KENYA – Tsavo, Kenya’s biggest park, is no stranger to bushfires. But this season, a significant increase has been reported with immense loss in biodiversity especially vegetation.
Huge bushfires have erupted in the park and its environs over the past two months with more than 800 square kilometres of vegetation destroyed. Covering an area of 21,000 square kilometres, and split into Tsavo East and West, the conservancy is home to hundreds of animals.
A spot check by the Nation around the affected areas revealed untold devastation on wildlife with habitat and biodiversity lost.
Government officials and environmental experts say the fires are the work of arsonists or may be unintentionally caused by people neighbouring the park, with a group of herders highly suspected to be behind it.
Pastoralists have for years used the park as grazing grounds. Recently, the Kenya Wildlife Service (KWS) drove out livestock from the park a move that is believed could have triggered a retaliation by the herders.
Tsavo Conservancy Area (TCA) Assistant Director Robert Njue said the incidents started immediately after the livestock were impounded by KWS officers.
“We suspect that this is one of the causes but we guarantee that we will stop this unlawfulness,” he said. At Lumo conservancy, a source told the Nation that herders are forcing to graze their livestock near Lions Bluff Lodge despite having no agreement between them. The pastoralists however have an agreement with neighbouring Mramba ranch.
Ravaged by fire
“The contested area was recently ravaged by fire. We suspect that the herders might have had a hand in this,” said the source who sought anonymity for fear of being attacked by the herders.
The Nation established that a number of ranches have clashed with herders for illegally grazing in their rangelands.
“The herders use all means and attack those who prevent their animals from grazing. They will do anything to have their way,” the source revealed.
Traditional methods used by farmers to clear their land for agriculture has also been linked to the increased incidents. Coast regional commissioner John Elungata said the government is hot in pursuit of suspected arsonists.
“Detectives are on the ground and are pursuing suspects.

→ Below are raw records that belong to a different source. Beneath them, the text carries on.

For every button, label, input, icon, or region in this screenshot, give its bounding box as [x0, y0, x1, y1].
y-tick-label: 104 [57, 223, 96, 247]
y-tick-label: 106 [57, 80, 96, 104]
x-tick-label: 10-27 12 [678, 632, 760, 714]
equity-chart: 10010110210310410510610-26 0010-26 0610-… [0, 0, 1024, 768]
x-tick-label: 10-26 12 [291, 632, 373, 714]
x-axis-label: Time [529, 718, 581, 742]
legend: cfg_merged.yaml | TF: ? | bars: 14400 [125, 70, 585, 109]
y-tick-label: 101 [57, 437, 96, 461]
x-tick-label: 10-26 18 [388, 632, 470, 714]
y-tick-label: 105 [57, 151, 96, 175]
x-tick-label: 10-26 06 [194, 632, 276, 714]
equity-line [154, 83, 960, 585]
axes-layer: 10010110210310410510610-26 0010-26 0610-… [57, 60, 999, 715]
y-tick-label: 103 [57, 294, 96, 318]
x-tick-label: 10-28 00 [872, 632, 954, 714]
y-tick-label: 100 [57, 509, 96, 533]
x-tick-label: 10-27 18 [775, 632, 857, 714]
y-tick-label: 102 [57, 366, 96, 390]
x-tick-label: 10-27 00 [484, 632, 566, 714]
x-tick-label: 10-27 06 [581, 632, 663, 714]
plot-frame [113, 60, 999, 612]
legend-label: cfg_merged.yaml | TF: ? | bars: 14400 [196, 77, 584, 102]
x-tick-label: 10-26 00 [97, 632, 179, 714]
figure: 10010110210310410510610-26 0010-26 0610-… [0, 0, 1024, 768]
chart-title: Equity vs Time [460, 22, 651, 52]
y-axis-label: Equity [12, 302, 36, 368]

They will soon be brought to book,” he said, adding that the government will flush out all illegal herders from the area. He instructed local chiefs to identify all livestock owners in the ranches. Other experts say Tsavo fires are seasonal starting in May and ending in October every year.
The conservationists are now pointing to a connection between the increasing risk of wildfires with dry vegetation and strong winds.
Tsavo Heritage director Jacob Kipong’oso said the number of fires and their sizes vary from year to year.
“We had good rains in the last season and so the lush grasslands are perfect fuel for the flames,” he said.
He predicted that, by the end of the season, the fires could spread to other untouched areas, wiping out the vegetation and threatening the survival of wildlife. He noted that most of the fires were lit in conservancies which are constantly under threat by illegal herders, charcoal burners and honey harvesters.
Mr Kipong’oso said the illegal activities and tendency of farmers to use slash-and-burn farming methods to clear their land are the main cause of the incidents.
In a recent fire that erupted in Jipe in Tsavo West and destroyed thousands of acres of vegetation, a combination of firefighters from the military, KWS, Kenya Forest Service (KFS), National Youth Service (NYS), wildlife conservation partners and local volunteers was deployed to help in containing it. For a long time, KWS has been relying on volunteer firefighters from wildlife partners to bring the fires under control.
The conservation groups led by Team Tsavo are now mobilising resources to train communities on firefighting skills.
Mr Kipong’oso said the groups will be equipped with fire beaters and reflector jackets that will enable them to quickly contain an inferno before KWS and other stakeholders come on board. The training will target communities in Jipe, Salaita, Mwaktau, Alia, Maungu, and Voi. The communities will also be educated on protecting the conservation area. He said creating community awareness and educating them on fire safety is crucial in ensuring that they are involved in protecting the environment.
Taita Taveta Wildlife Conservancy Association (TTWCA) chairperson Mcharo Bong’osa said this is the worst wildfire in the region for many years.
Speaking in Mwatate, Mr Bong’osa said ranchers are concerned that illegal herders are invading their conservancies yet no action has been taken by KWS. A Mwaktau resident, Mwakulila Ngati, said locals hold back their support towards conservation because the KWS and the government have failed to plough back its benefits to the community.
The residents have also been facing frequent human-wildlife conflicts with no compensation coming forth.
“How can we support KWS when all they care for is wildlife? Protecting our rights is another important route towards protecting wildlife,” he said.
Another resident Fredrick Mshimba blamed KWS for failing to create a cohesive relationship with the community hence the cold response towards the fires.